Java BigDecimal precision problems

Question

I know the following behavior is an old problem, but still I don't understand.

System.out.println(0.1 + 0.1 + 0.1);    

Or even though I use BigDecimal

System.out.println(new BigDecimal(0.1).doubleValue()
    + new BigDecimal(0.1).doubleValue()
    + new BigDecimal(0.1).doubleValue());

Why this result is: 0.30000000000000004 instead of: 0.3?

How can I solve this?

Answer 1

The problem you have is that 0.1 is represented with a slightly higher number e.g.

System.out.println(new BigDecimal(0.1));

prints

0.1000000000000000055511151231257827021181583404541015625

The Double.toString() takes into account this representation error so you don't see it.

Similarly 0.3 is represented by a value slightly lower than it really is.

0.299999999999999988897769753748434595763683319091796875

If you multiply the represented value of 0.1 by 3 you don't get the represented value for 0.3, you instead get something a little higher

0.3000000000000000166533453693773481063544750213623046875

This is not just a representation error but also a rounding error caused by the operations. This is more than the Double.toString() will correct and so you see the rounding error.

The moral of the story, if you use float or double also round the solution appropriately.

double d = 0.1 + 0.1 + 0.1;
System.out.println(d);
double d2 = (long)(d * 1e6 + 0.5) / 1e6; // round to 6 decimal places.
System.out.println(d2);

prints

0.30000000000000004
0.3

Answer 2

First never, never use the double constructor of BigDecimal. It may be the right thing in a few situations but mostly it isn't

If you can control your input use the BigDecimal String constructor as was already proposed. That way you get exactly what you want. If you already have a double (can happen after all), don't use the double constructor but instead the static valueOf method. That has the nice advantage that we get the cannonical representation of the double which mitigates the problem at least.. and the result is usually much more intuitive.

Answer 3

What you actually want is

new BigDecimal("0.1")
 .add(new BigDecimal("0.1"))
 .add(new BigDecimal("0.1"));

The new BigDecimal(double) constructor gets all the imprecision of the double, so by the time you've said 0.1, you've already introduced the rounding error. Using the String constructor avoids the rounding error associated with going via the double.

Answer 4

Try this:

BigDecimal sum = new BigDecimal(0.1).add(new BigDecimal(0.1)).add(new BigDecimal(0.1));

EDIT: Actually, looking over the Javadoc, this will have the same problem as the original. The constructor BigDecimal(double) will make a BigDecimal corresponding to the exact floating-point representation of 0.1, which is not exactly equal to 0.1.

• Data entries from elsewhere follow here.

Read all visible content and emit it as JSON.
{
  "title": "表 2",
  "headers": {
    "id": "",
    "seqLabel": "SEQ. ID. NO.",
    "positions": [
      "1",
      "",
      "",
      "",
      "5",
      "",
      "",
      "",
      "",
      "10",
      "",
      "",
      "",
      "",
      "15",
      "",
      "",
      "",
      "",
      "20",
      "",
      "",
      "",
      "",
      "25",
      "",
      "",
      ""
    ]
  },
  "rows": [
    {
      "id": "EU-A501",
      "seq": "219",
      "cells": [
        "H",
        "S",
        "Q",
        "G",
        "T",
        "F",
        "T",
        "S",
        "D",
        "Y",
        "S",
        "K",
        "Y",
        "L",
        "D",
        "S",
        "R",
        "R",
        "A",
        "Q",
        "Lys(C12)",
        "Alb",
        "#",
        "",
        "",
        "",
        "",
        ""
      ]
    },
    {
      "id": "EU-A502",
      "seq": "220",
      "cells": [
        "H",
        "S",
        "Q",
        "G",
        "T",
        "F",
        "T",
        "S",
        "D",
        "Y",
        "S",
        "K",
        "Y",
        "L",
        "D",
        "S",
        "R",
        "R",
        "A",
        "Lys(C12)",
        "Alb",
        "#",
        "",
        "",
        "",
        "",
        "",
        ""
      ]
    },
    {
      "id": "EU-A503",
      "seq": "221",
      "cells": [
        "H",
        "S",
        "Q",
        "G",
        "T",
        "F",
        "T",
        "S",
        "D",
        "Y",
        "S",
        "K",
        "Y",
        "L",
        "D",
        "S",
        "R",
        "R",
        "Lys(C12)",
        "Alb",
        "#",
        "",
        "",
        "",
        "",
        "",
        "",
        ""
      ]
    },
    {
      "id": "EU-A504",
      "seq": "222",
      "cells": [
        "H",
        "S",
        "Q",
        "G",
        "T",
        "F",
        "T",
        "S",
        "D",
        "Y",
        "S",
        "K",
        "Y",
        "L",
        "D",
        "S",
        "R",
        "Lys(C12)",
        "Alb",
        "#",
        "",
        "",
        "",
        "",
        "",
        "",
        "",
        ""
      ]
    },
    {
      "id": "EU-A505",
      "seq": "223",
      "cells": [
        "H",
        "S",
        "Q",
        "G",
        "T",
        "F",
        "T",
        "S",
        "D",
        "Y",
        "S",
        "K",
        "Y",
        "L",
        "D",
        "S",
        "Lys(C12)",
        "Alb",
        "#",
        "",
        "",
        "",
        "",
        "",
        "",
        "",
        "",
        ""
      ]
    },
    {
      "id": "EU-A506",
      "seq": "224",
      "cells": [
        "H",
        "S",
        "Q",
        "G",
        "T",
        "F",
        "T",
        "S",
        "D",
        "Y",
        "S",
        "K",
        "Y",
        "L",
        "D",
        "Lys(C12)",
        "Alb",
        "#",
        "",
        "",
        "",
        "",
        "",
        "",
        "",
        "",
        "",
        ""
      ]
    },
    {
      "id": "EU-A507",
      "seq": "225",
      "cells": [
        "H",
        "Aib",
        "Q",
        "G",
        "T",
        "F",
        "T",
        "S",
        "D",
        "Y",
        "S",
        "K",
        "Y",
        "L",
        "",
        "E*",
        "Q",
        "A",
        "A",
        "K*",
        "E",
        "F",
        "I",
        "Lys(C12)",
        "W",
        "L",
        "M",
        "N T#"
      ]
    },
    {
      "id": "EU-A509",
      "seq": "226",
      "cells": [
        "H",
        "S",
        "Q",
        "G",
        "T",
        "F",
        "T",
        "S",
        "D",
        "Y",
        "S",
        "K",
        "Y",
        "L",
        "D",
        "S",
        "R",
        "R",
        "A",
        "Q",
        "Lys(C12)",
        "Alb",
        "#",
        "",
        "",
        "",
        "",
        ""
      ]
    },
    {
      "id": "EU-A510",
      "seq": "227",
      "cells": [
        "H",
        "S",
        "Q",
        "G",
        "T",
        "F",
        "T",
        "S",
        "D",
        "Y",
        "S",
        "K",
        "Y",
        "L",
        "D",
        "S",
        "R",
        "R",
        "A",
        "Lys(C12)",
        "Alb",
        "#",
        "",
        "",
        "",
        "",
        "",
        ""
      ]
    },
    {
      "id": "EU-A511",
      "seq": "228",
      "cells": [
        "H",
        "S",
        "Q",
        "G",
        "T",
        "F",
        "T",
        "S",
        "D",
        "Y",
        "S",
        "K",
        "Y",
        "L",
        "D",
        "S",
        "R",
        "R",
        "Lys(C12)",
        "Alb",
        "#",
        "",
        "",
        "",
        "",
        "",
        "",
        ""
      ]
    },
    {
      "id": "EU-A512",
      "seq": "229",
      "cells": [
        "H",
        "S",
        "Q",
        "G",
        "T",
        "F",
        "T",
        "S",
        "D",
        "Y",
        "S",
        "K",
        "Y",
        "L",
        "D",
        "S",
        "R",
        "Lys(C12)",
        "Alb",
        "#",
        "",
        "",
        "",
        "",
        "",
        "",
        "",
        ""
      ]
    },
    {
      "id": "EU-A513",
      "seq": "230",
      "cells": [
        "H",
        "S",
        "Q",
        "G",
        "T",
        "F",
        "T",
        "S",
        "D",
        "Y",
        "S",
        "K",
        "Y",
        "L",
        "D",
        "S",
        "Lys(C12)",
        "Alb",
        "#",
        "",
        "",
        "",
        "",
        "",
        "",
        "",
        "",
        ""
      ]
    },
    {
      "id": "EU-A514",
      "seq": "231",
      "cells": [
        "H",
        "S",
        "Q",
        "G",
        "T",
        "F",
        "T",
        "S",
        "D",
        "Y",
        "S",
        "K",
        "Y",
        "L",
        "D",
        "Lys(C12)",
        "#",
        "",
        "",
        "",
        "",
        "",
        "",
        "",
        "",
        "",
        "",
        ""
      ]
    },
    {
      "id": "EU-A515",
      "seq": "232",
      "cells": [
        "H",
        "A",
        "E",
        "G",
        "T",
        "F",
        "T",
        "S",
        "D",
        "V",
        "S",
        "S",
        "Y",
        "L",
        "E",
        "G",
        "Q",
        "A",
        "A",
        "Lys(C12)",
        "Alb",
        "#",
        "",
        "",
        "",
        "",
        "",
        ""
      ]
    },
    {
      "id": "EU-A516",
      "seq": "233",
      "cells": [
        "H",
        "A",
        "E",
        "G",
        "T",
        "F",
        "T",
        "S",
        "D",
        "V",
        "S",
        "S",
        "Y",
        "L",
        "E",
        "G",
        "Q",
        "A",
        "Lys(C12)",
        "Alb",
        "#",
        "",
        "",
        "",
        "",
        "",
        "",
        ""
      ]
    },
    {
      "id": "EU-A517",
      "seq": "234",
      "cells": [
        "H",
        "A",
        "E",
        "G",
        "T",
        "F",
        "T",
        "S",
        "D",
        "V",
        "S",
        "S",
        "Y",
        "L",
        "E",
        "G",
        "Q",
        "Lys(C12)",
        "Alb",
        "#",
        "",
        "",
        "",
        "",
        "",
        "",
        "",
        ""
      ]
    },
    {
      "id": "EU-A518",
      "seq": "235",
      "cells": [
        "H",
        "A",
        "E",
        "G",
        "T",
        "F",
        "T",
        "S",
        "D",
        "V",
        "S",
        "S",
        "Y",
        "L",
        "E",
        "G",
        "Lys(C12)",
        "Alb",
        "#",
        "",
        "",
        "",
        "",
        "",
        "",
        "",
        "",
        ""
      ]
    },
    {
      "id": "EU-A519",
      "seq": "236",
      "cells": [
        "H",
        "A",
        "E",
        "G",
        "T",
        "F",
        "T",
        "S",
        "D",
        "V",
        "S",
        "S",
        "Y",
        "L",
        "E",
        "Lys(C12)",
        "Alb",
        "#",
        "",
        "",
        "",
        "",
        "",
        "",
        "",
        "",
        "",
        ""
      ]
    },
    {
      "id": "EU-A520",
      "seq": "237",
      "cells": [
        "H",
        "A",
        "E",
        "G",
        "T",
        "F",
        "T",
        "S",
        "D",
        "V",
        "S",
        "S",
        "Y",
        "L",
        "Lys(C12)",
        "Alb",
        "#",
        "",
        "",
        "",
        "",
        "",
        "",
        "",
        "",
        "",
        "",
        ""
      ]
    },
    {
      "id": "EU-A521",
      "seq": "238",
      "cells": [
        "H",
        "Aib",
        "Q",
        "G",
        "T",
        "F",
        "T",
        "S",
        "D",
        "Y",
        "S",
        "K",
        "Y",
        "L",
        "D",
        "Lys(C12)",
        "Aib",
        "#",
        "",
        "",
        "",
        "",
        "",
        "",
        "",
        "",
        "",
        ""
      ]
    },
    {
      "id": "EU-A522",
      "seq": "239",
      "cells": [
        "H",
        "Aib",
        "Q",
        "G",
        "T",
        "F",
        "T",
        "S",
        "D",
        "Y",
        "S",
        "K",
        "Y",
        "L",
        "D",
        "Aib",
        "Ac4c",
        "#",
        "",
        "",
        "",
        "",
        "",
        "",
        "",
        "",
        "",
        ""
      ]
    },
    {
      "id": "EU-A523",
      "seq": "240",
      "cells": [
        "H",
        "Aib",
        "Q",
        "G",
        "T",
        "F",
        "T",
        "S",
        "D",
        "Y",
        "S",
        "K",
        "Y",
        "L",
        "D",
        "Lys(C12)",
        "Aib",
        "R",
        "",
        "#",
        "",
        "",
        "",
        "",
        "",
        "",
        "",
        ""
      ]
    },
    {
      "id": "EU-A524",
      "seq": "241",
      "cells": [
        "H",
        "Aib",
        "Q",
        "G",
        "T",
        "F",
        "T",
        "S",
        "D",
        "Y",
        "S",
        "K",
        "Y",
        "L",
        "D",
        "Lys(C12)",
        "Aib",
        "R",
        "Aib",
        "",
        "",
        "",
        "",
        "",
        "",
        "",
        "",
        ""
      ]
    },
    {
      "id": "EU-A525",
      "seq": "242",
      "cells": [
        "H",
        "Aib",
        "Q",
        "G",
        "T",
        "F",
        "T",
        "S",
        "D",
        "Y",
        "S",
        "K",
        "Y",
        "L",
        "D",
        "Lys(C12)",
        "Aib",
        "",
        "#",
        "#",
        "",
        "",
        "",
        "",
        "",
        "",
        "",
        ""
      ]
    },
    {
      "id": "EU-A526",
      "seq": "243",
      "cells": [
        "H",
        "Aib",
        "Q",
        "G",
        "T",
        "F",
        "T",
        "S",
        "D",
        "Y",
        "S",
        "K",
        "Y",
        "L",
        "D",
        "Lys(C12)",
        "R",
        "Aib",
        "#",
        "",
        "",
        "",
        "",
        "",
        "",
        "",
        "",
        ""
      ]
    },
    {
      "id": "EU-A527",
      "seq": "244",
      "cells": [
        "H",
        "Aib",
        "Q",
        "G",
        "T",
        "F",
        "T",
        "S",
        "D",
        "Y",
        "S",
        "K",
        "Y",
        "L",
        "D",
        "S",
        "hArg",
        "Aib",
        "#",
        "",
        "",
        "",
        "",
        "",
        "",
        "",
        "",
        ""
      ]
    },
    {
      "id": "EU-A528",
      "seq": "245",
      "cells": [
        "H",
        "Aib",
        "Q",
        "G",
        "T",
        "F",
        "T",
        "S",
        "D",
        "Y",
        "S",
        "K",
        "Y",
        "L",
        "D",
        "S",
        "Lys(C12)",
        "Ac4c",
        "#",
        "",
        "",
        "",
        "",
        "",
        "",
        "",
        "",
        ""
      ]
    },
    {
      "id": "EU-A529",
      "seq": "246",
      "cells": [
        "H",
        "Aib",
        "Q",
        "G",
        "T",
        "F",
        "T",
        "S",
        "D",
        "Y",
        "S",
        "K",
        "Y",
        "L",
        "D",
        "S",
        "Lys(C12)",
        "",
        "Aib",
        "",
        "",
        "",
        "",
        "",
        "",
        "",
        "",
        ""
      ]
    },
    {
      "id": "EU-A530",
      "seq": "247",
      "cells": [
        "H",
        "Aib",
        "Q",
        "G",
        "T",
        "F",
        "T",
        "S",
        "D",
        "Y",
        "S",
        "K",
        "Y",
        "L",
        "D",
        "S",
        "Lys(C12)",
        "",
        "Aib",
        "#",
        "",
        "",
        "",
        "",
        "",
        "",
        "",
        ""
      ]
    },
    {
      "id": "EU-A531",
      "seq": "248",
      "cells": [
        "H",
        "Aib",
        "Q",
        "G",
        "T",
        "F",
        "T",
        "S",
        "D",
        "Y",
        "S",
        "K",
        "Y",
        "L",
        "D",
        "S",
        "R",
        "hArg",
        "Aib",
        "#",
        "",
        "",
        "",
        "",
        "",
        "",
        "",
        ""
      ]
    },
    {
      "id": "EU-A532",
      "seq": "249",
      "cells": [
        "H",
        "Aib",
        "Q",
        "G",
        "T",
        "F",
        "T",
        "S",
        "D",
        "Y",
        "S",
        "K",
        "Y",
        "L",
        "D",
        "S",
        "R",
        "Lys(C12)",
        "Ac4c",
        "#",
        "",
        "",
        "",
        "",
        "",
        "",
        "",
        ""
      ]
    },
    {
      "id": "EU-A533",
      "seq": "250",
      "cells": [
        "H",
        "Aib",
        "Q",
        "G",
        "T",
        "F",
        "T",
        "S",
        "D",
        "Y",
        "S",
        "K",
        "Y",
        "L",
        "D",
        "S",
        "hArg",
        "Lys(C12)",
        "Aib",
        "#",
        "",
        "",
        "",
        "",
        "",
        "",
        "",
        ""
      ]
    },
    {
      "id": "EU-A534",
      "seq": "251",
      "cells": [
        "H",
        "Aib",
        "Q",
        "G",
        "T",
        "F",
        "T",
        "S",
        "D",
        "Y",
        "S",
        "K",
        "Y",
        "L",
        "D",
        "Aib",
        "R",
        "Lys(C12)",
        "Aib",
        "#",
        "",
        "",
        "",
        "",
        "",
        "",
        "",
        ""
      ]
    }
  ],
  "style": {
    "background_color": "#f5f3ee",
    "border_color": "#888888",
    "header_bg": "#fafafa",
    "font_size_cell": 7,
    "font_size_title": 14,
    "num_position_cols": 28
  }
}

This, however, gives the exact result, since integers CAN always be expressed exactly in floating-point representation:

BigDecimal one = new BigDecimal(1);
BigDecimal oneTenth = one.divide(new BigDecimal(10));

BigDecimal sum = oneTenth.add(oneTenth).add(oneTenth);

Answer 5

This is not a problem of Java, but rather a problem of computers generally. The core problem lies in the conversion from decimal format (human format) to binary format (computer format). Some numbers in decimal format are not representable in binary format without infinite repeating decimals.

For example, 0.3 decimal is 0.01001100... binary But a computer has a limited "slots" (bits) to save a number, so it cannot save all the whole infinite representation. It saves only 0.01001100110011001100 (for example). But that number in decimal is no longer 0.3, but 0.30000000000000004 instead.